What sets them apart:
• Cost-effective pricing for scale
• Regional timezone support
• Quick turnaround (24h)
• Detailed performance reports
• Flexible bulk interview packages
Ideal for:
Startups hiring in India or SEA, or global companies building regional teams. Particularly strong for local graduate and junior developer pipelines.
When to use IaaS (and when not to)
Here's when we typically see companies turn to IaaS providers and when it doesn't make sense.
Use IaaS when:
• Your internal team is at capacity and slowing down hiring
• You’re running high-volume, repeatable roles
• You need to reduce bias or improve consistency
• You want to pilot structured interviewing before building it internally
• You’re hiring in markets where your team lacks language or domain expertise
Avoid IaaS when:
• Culture fit or team dynamics are a critical part of the role
• You’re hiring your first key leadership position
• You need to sell the candidate on your team’s mission and vision (IaaS can’t replace founder sell-in)
What to look for in an IaaS partner
Not all IaaS providers are created equal. Before choosing, consider:
• Interview calibration: Can their panelists match your bar?
• Turnaround time: Can they return scores fast enough for your pipeline speed?
• Candidate experience: Will your brand be represented well?
• Customization: Can they adapt to your role and values and not just generic competency models?
• Data and insights: Do you get useful performance analytics beyond a pass/fail?
The best IaaS platforms don’t just run interviews. They give you leverage by turning every interviewer into an extension of your hiring bar, not a wildcard in your process.
One-way video interviews vs. Interview as a Service
Not every company needs a live interviewer in every loop. In fact, one of the biggest decisions in designing your hiring process is choosing between one-way video interviews and human-led interviews via IaaS. Both serve as scalable solutions to top-of-funnel screening, but they solve different problems.
One-way video interviews
The best one way interview tools like Truffle, Hireflix, and Willo allow candidates to record responses to pre-set questions on their own time. Hiring teams then review these videos asynchronously.
Pros:
• No scheduling overhead
• Consistent questions across all candidates
• Great candidate flexibility
• Reviewable and shareable by multiple stakeholders
• Cost-effective for high-volume roles
Cons:
• No follow-up questions or clarifications
• Risk of robotic or over-rehearsed answers
• Candidate drop-off can be higher if not positioned well
• Less suitable for deep technical or strategic roles
Best for:
Front-line roles, retail, customer support, internships, or any hiring process that needs to filter for communication skills, professionalism, or alignment with values—not technical depth.

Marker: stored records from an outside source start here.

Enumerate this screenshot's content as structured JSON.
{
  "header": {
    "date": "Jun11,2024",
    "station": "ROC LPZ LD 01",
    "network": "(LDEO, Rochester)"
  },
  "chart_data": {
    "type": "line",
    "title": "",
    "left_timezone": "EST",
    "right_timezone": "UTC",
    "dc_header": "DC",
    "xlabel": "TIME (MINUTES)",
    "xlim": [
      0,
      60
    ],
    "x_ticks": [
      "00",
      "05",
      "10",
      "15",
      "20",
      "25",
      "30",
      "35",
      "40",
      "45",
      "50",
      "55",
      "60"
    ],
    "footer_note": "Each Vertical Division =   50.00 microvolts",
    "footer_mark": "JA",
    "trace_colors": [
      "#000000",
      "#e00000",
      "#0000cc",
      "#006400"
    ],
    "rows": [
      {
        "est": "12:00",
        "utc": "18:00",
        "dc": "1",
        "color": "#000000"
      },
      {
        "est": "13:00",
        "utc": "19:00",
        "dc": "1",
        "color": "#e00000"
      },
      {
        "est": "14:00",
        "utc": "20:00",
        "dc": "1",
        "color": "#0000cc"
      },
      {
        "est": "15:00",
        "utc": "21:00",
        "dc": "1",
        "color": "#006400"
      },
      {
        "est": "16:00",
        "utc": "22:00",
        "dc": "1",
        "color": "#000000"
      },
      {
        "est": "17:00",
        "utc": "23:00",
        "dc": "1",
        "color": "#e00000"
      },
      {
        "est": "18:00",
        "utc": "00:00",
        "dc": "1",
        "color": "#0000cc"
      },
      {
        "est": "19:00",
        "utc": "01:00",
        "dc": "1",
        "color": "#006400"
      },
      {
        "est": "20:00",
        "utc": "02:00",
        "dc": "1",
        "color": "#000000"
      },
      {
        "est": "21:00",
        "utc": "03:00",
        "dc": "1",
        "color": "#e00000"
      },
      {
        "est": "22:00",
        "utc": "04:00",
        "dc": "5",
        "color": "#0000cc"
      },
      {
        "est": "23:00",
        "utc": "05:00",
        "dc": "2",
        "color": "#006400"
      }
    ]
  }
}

The business impact of getting interviews right
When hiring stalls, everything else does too: shipping velocity, customer satisfaction, revenue. Interview as a Service doesn’t just fix a broken process. It helps teams move faster with more confidence and less bias.
As AI transforms sourcing, assessment, and even onboarding, IaaS platforms will likely evolve into orchestration layers that combine AI agents with human interviewers. But the premise will remain: great hiring starts with great interviews. And those are too important to leave to chance.